Search code examples
c#elasticsearchnest

What Analyzer should be used for a field with forward slash in ElasticSearch?


I'm building a search feature that allows users to filter by certain field. One of the field is DOI. Filtering by DOI should only return results with exact match.

I'm trying to index the following object:

public class PaperElasticSearchModel
    {
        public string Title { get; set; }
        public string Abstract { get; set; }
        public string Keywords { get; set; }
        public string DOI { get; set; }
        public int Year { get; set; }
        public string[] Author { get; set; }
    }

The field DOI is will have a similar format to this: 10.1523/JNEUROSCI.18-04-01622.1998.

Below is the setting for the index

Client.Indices.Create(index, pub => pub
.Settings(s => s
 .Analysis(descriptor => descriptor
     .Analyzers(analyzer => analyzer
         .Custom("custom_analyzer", ca => ca
             .Filters("lowercase", "stop", "classic", "word_delimiter")
             )
         )
         
    .TokenFilters(bases => bases
         .EdgeNGram("custom_analyzer", td => td
         .MinGram(2)
         .MaxGram(25))
         )
    )
 .Setting(UpdatableIndexSettings.MaxNGramDiff, 23)
 )
.Map<PubScreenSearch>(m => m
 .AutoMap()
 .Properties(p => p
     .Text(t => t
         .Name(f => f.Author)
         .Analyzer("custom_analyzer"))
     .Text(t => t
         .Name(f => f.Keywords)
         .Analyzer("custom_analyzer"))
     .Text(t => t
         .Name(f => f.Title)
         .Analyzer("custom_analyzer"))
     .Keyword(t => t
         .Name(f => f.DOI)
     )
     
 )));

What Analyzer should I use such that if I were to search by DOI it would return for exact match?

I tried using the Pattern analyzer but it did not work:

.Text(t => t    
   .Name(f => f.DOI)
   .Analyzer(new PatternAnalyzer().Pattern = @"(.(\\/|\\?)*)\\w+")

Solution:

filterQuery.Add(fq => fq
            .Bool(f => f
                .Must(boolSHould => boolSHould
                    .Term(t => t
                        .Field(feild => feild.DOI.Suffix("keyword"))
                        .Value(value))
                        ))
            
        );

Solution

  • Let me clarify elasticsearch analyze process and how it works for term and match query during search and keyword and text field types during indexing.

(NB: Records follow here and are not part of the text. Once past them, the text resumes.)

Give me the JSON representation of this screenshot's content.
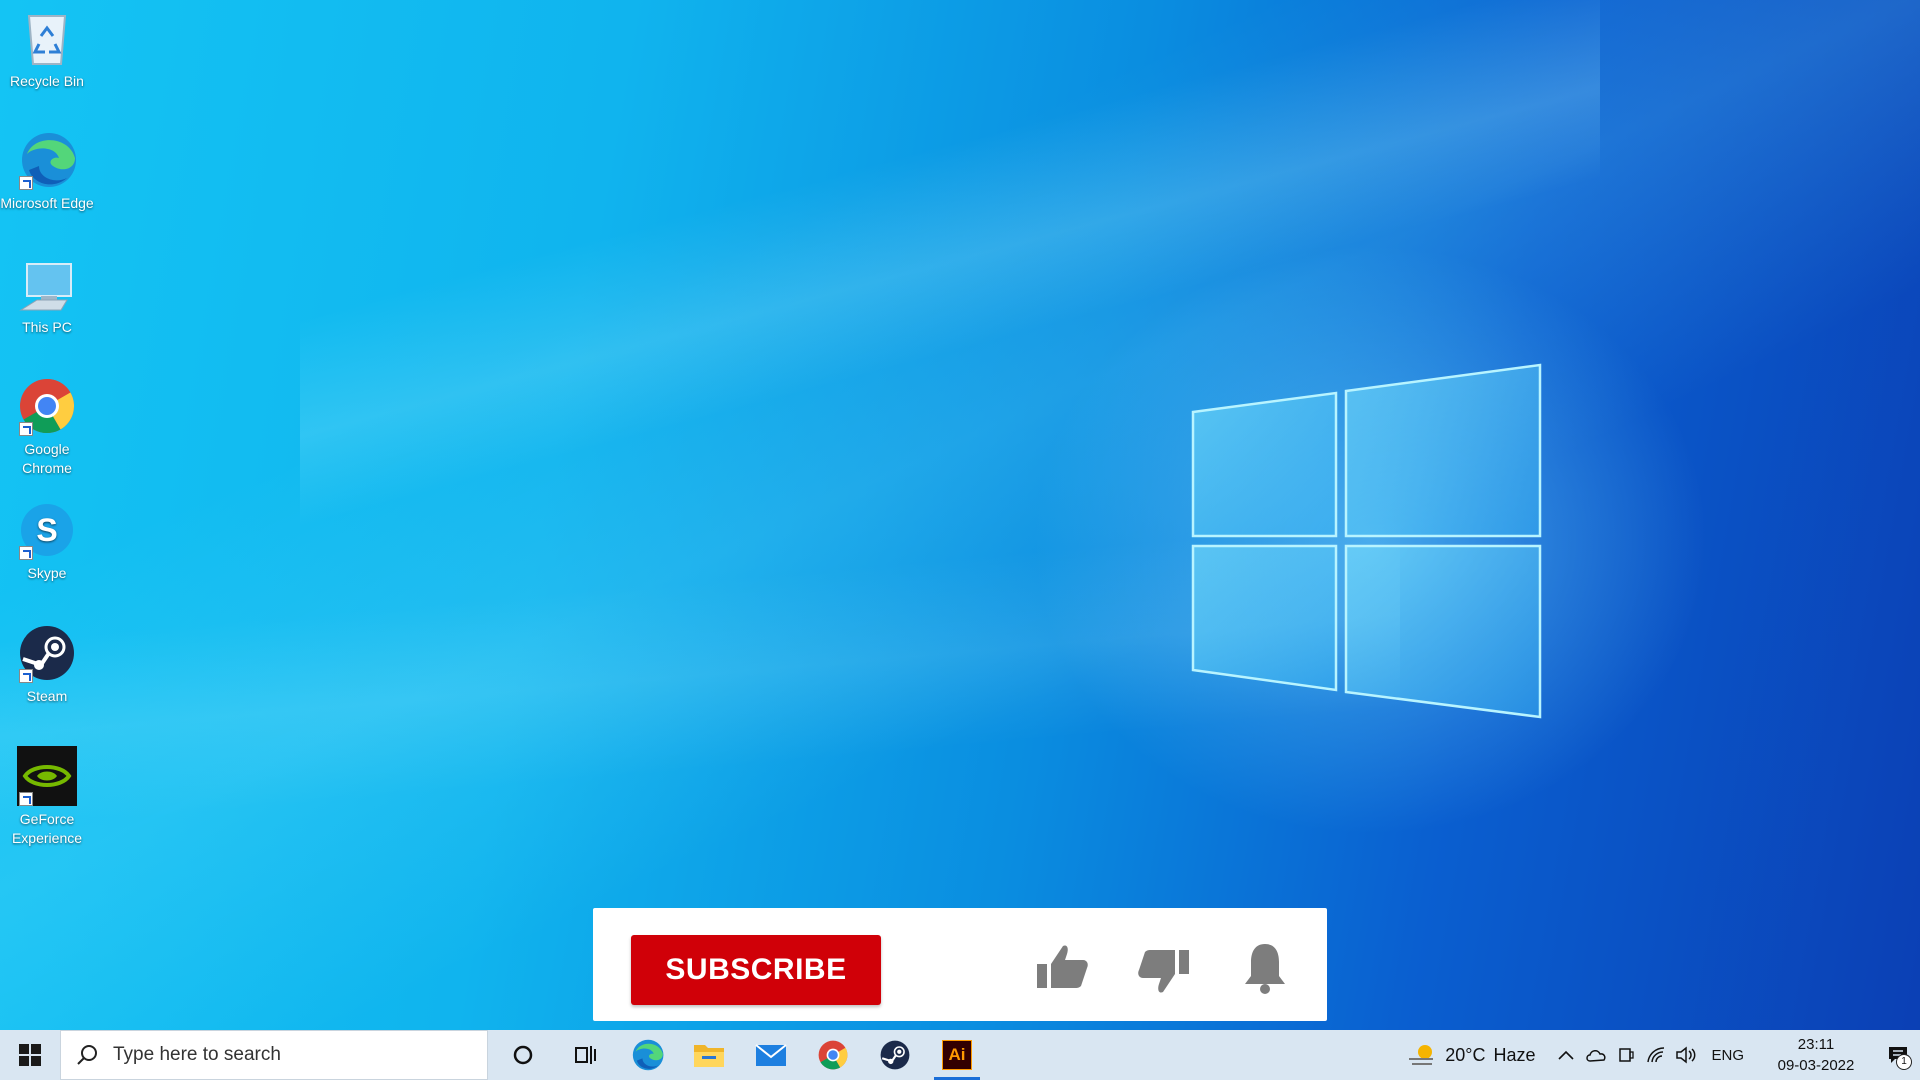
{
  "desktop": {
    "icons": [
      {
        "label": "Recycle Bin",
        "icon": "recycle-bin-icon"
      },
      {
        "label": "Microsoft Edge",
        "icon": "edge-icon"
      },
      {
        "label": "This PC",
        "icon": "this-pc-icon"
      },
      {
        "label": "Google Chrome",
        "icon": "chrome-icon"
      },
      {
        "label": "Skype",
        "icon": "skype-icon"
      },
      {
        "label": "Steam",
        "icon": "steam-icon"
      },
      {
        "label": "GeForce Experience",
        "icon": "geforce-icon"
      }
    ]
  },
  "banner": {
    "subscribe_label": "SUBSCRIBE",
    "like_icon": "thumbs-up-icon",
    "dislike_icon": "thumbs-down-icon",
    "bell_icon": "bell-icon",
    "accent": "#d00008"
  },
  "taskbar": {
    "search_placeholder": "Type here to search",
    "pinned": [
      {
        "icon": "cortana-icon"
      },
      {
        "icon": "task-view-icon"
      },
      {
        "icon": "edge-icon"
      },
      {
        "icon": "file-explorer-icon"
      },
      {
        "icon": "mail-icon"
      },
      {
        "icon": "chrome-icon"
      },
      {
        "icon": "steam-icon"
      },
      {
        "icon": "illustrator-icon",
        "label": "Ai",
        "active": true
      }
    ],
    "weather": {
      "temp": "20°C",
      "condition": "Haze"
    },
    "language": "ENG",
    "time": "23:11",
    "date": "09-03-2022",
    "notification_count": "1"
  }
}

    Official explanations: Match query : Returns documents that match a provided text, number, date or boolean value. The provided text is analyzed before matching. Term query: Returns documents that contain an exact term in a provided field.

    1. Elasticsearch analyzer eg. full text search, only possible with text field type. If you want to see the results for JNEUROSCI query in the 10.1523/JNEUROSCI.18-04-01622.1998 data use match + text field type
    2. If you are looking for an exact match use term query + keyword field type.

    Note: As name declared exact match looks for exact match so it's case sensitive.

    Here are some examples:

    #index the test data
    PUT test-analyzer/_doc/1
    {
      "field_name": "10.1523/JNEUROSCI.18-04-01622.1998"
    }
    

    #term query with text field type - no hits
    GET test-analyzer/_search
    {
      "query": {
        "term": {
          "field_name": "JNEUROSCI"
        }
      }
    }
    

    #term query with keyword field type - no hits
    GET test-analyzer/_search
    {
      "query": {
        "term": {
          "field_name.keyword": "JNEUROSCI"
        }
      }
    }
    

    #match query with text field type - there is a hit
    GET test-analyzer/_search
    {
      "query": {
        "match": {
          "field_name": "JNEUROSCI"
        }
      }
    }
    

    #match query with keyword field type - no hits
    GET test-analyzer/_search
    {
      "query": {
        "match": {
          "field_name.keyword": "JNEUROSCI"
        }
      }
    }
    

    #exact match that you're looking for - term query with keyword field type - there is a hit
    GET test-analyzer/_search
    {
      "query": {
        "term": {
          "field_name.keyword": "10.1523/JNEUROSCI.18-04-01622.1998"
        }
      }
    }